Estudantes de colégio particular de Cachoeiro doam material escolar a alunos da rede pública

Estudantes de colégio particular de Cachoeiro doam material escolar a alunos da rede pública
Redação Dia a Dia

Após refletirem sobre o Estatuto da Criança e do Adolescente durante um projeto de leitura literária, alunos do Colégio Adventista de Cachoeiro de Itapemirim resolveram colocar em prática algumas recomendações da legislação criada para proteger as novas gerações.

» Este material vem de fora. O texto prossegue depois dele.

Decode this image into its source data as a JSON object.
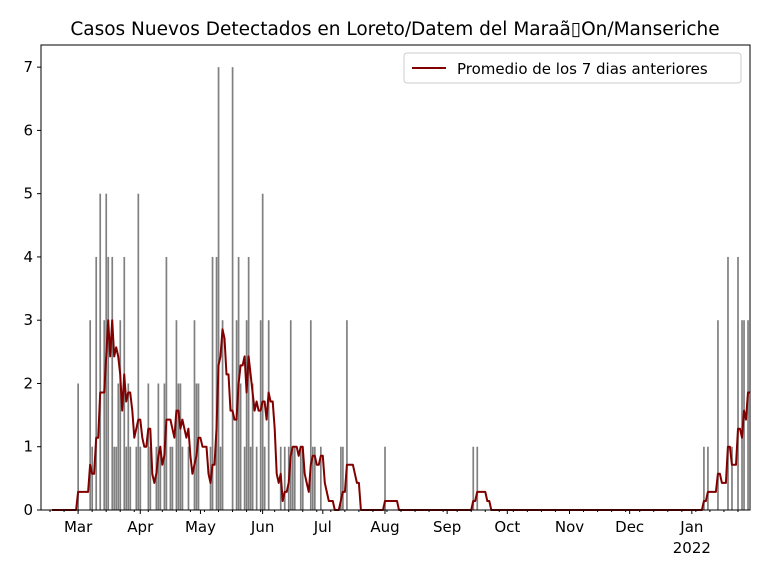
{
  "chart_data": {
    "type": "bar",
    "title": "Casos Nuevos Detectados en Loreto/Datem del Maraã▯On/Manseriche",
    "xlabel": "",
    "ylabel": "",
    "start_date": "2021-02-11",
    "num_days": 353,
    "ylim": [
      0,
      7.35
    ],
    "yticks": [
      "0",
      "1",
      "2",
      "3",
      "4",
      "5",
      "6",
      "7"
    ],
    "xticks": [
      {
        "day": 18,
        "label": "Mar"
      },
      {
        "day": 49,
        "label": "Apr"
      },
      {
        "day": 79,
        "label": "May"
      },
      {
        "day": 110,
        "label": "Jun"
      },
      {
        "day": 140,
        "label": "Jul"
      },
      {
        "day": 171,
        "label": "Aug"
      },
      {
        "day": 202,
        "label": "Sep"
      },
      {
        "day": 232,
        "label": "Oct"
      },
      {
        "day": 263,
        "label": "Nov"
      },
      {
        "day": 293,
        "label": "Dec"
      },
      {
        "day": 324,
        "label": "Jan",
        "sublabel": "2022"
      }
    ],
    "grid": false,
    "legend": {
      "position": "top-right",
      "entries": [
        "Promedio de los 7 dias anteriores"
      ]
    },
    "colors": {
      "bars": "#808080",
      "line": "#800000"
    },
    "daily_cases_nonzero": [
      [
        18,
        2
      ],
      [
        24,
        3
      ],
      [
        25,
        1
      ],
      [
        27,
        4
      ],
      [
        29,
        5
      ],
      [
        31,
        3
      ],
      [
        32,
        5
      ],
      [
        33,
        4
      ],
      [
        35,
        4
      ],
      [
        36,
        1
      ],
      [
        37,
        1
      ],
      [
        38,
        2
      ],
      [
        39,
        3
      ],
      [
        41,
        4
      ],
      [
        42,
        1
      ],
      [
        43,
        2
      ],
      [
        44,
        1
      ],
      [
        47,
        1
      ],
      [
        48,
        5
      ],
      [
        49,
        1
      ],
      [
        53,
        2
      ],
      [
        54,
        1
      ],
      [
        57,
        1
      ],
      [
        58,
        2
      ],
      [
        59,
        1
      ],
      [
        61,
        2
      ],
      [
        62,
        4
      ],
      [
        64,
        1
      ],
      [
        65,
        1
      ],
      [
        67,
        3
      ],
      [
        68,
        2
      ],
      [
        69,
        2
      ],
      [
        70,
        1
      ],
      [
        73,
        1
      ],
      [
        76,
        3
      ],
      [
        77,
        2
      ],
      [
        78,
        2
      ],
      [
        84,
        1
      ],
      [
        85,
        4
      ],
      [
        87,
        4
      ],
      [
        88,
        7
      ],
      [
        89,
        1
      ],
      [
        90,
        3
      ],
      [
        95,
        7
      ],
      [
        97,
        3
      ],
      [
        98,
        4
      ],
      [
        99,
        2
      ],
      [
        101,
        1
      ],
      [
        102,
        3
      ],
      [
        103,
        4
      ],
      [
        104,
        1
      ],
      [
        105,
        2
      ],
      [
        107,
        1
      ],
      [
        109,
        3
      ],
      [
        110,
        5
      ],
      [
        111,
        1
      ],
      [
        113,
        3
      ],
      [
        119,
        1
      ],
      [
        121,
        1
      ],
      [
        123,
        1
      ],
      [
        124,
        3
      ],
      [
        125,
        1
      ],
      [
        126,
        1
      ],
      [
        129,
        1
      ],
      [
        130,
        1
      ],
      [
        134,
        3
      ],
      [
        135,
        1
      ],
      [
        136,
        1
      ],
      [
        139,
        1
      ],
      [
        149,
        1
      ],
      [
        150,
        1
      ],
      [
        152,
        3
      ],
      [
        171,
        1
      ],
      [
        215,
        1
      ],
      [
        217,
        1
      ],
      [
        330,
        1
      ],
      [
        332,
        1
      ],
      [
        337,
        3
      ],
      [
        342,
        4
      ],
      [
        344,
        1
      ],
      [
        347,
        4
      ],
      [
        349,
        3
      ],
      [
        350,
        3
      ],
      [
        352,
        3
      ]
    ]
  }
}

Eles arrecadaram materiais escolares e doaram a estudantes de uma escola pública estadual. A ação teve participação de todas as turmas do colégio particular, que também participaram com doações.

Segundo a professora de Língua Portuguesa, Maureen Soncim, o projeto denominado Poetizando o Ecriad (Estatuto da Criança e do Adolescente), contempla a atividade intertextual sobre o gênero normativo e a poesia lírica.

Além da arrecadação das doações, os estudantes produziram canções e poemas a partir de temas do estatuto, como amor, amizade e solidariedade.

“Os alunos foram convidados a refletir sobre a aplicabilidade das normas apresentadas no documento estudado, confrontando essas leis e direitos apresentados com a realidade observada”, explicou a professora.

Maureen observou que durante os debates dois artigos do estatuto chamaram mais a atenção dos estudantes.

Um deles é o artigo 4º, que diz: “é dever da família, da comunidade, da sociedade em geral e do poder público assegurar, com absoluta prioridade, a efetivação dos direitos referentes à vida, à saúde, à alimentação, à educação, ao esporte, ao lazer, à profissionalização, à cultura, à dignidade, ao respeito, à liberdade e à convivência familiar e comunitária”.

Também causou inquietação entre os alunos o artigo 53 que diz: “a criança e o adolescente têm direito à educação, visando ao pleno desenvolvimento de sua pessoa, preparo para o exercício da cidadania e qualificação para o trabalho, assegurando-lhes igualdade de condições para o acesso e permanência na escola”.

A professora ressaltou que o projeto Poetizando o Ecriad surgiu de um desejo pessoal seu e dos alunos de “inserir emoção num gênero textual tido como padronizado, sério e desprovido de sentimento, a partir de uma ação social”.